ベンチマークテストでは、9種類の指標を合成した「Artificial Analysis Intelligence Index」で61を記録し、米OpenAIの「GPT-5.6 Sol Max」と肩を並べる性能を示しました。米Anthropicの「Fable 5 Max」の62には一歩及ばなかったものの、Grok 4.5 Highの56からは大幅な性能向上が見られます。
具体的な活用シーンと性能
Grok 4.6は、特定の分野で特に高い性能を発揮しています。個別の評価では、以下の分野で比較対象の中で最高値を記録しました。
- 経済的に価値のある業務を測る「GDPVal-AA v2」で1753
- ナレッジワーク系の「AA-Briefcase」で1577
- 法務分野の「Harvey LAB(Vals)」で15.8%
これらの結果から、Grok 4.6はビジネス分析、資料作成、法務関連の文書作成といった、知識集約型の業務において強力なアシスタントとなり得ることが期待されます。例えば、Web制作におけるクライアントへの提案資料作成や、契約書の下書き作成など、多岐にわたるシーンでの活用が考えられます。
一方、ソフトウェアエンジニアリング系の「DeepSWE v1.1」(65.9%)やターミナル操作の「Terminal-Bench v3.0」(26%)では、GPT-5.6 Sol MaxがGrok 4.6を上回っています。このことから、コード生成やシステム操作といった純粋な開発タスクにおいては、現時点ではGPT-5.6 Sol Maxが優位性を持つと見られます。

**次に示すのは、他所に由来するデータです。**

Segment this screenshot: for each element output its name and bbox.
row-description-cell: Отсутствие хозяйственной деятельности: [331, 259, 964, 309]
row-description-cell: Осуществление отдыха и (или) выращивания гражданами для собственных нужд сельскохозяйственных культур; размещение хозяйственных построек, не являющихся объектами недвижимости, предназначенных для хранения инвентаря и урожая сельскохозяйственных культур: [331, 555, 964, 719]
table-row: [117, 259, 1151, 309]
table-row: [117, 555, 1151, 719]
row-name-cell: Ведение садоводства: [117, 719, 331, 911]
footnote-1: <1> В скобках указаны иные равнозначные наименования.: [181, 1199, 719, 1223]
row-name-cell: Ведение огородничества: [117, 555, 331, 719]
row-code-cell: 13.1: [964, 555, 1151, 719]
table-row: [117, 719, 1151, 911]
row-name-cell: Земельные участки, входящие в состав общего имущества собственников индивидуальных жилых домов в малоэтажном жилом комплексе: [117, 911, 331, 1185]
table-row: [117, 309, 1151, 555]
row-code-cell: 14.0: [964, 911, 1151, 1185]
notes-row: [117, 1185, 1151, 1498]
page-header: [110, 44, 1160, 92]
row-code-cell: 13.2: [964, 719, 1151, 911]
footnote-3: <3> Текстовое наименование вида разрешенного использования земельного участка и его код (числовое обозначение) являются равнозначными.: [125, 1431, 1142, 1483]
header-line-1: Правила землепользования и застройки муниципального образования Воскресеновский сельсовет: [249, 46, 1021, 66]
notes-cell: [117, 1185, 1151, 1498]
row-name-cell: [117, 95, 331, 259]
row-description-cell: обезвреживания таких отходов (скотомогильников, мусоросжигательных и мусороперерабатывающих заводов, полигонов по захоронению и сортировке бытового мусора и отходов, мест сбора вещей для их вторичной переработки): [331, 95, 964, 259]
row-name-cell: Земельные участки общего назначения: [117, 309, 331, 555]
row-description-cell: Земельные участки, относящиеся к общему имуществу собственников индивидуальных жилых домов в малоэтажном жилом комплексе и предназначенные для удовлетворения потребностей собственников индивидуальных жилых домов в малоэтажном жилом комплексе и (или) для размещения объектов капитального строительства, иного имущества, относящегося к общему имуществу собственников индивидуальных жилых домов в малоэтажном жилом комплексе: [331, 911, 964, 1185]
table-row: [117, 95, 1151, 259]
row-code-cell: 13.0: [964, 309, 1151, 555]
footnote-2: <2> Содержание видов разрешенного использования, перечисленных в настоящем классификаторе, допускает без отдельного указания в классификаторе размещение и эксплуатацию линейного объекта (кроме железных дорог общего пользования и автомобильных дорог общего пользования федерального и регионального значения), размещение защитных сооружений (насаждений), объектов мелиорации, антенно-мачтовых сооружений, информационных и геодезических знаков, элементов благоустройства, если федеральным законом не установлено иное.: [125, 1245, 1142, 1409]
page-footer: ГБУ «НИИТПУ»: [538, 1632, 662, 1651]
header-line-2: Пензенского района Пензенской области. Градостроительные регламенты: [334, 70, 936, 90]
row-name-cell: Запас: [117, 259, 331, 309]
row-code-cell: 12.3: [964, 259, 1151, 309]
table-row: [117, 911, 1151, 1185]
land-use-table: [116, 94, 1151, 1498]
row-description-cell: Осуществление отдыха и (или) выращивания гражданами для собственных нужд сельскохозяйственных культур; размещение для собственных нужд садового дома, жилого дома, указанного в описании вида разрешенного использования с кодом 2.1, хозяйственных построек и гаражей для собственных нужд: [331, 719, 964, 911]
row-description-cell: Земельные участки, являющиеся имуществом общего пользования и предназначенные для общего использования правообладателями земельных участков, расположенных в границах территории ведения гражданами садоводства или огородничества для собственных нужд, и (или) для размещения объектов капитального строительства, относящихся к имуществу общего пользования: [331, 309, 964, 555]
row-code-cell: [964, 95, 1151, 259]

しかし、Grok 4.6は「大まかな製品アイデアから動作する初版を作る作業に特に強く、なじみのない領域を調査した上でアプリケーションを構造化し、フィードバックを受けながら改良を重ねられる」とSpaceXAIは説明しています。これは、Webサイトやアプリケーションのプロトタイプ開発、新規事業のアイデア出しから実装初期段階までをサポートする強力なツールとなり得ることを示唆しています。長時間にわたる作業では、モデルが自らの成果を検証する動きも見られ始めたとのことで、より自律的なエージェントとしての進化が期待されます。
Grok 4.6を試すには?
Grok 4.6は同日から、以下のプラットフォームで提供が開始されています。
- Grok Build
- Cursor
- Grok Bot
- APIでの提供
さらに、OpenRouter、Vercel、Cloudflareなどのパートナー経由でも利用可能です。
「Grok Bot(β)」は、SpaceXAIが前日に公開したクラウド上の仮想コンピュータで常時稼働するAIエージェントサービスです。API料金は入力100万トークン当たり2ドル、出力100万トークン当たり6ドルから提供され、高速版はその2倍の料金設定です。CursorとGrok Buildでは、提供開始から1週間、プランに含まれる利用量が2倍になるキャンペーンも実施されているため、この機会に試してみるのも良いでしょう。
Web制作やAI開発の現場で、より高度な自動化や複雑なタスク処理を求めるエンジニアにとって、Grok 4.6は新たな可能性を広げる強力なツールとなるはずです。特に、アイデア出しからプロトタイプ作成、そしてフィードバックを基にした改良といった一連のプロセスを効率化したい場合に、その真価を発揮するでしょう。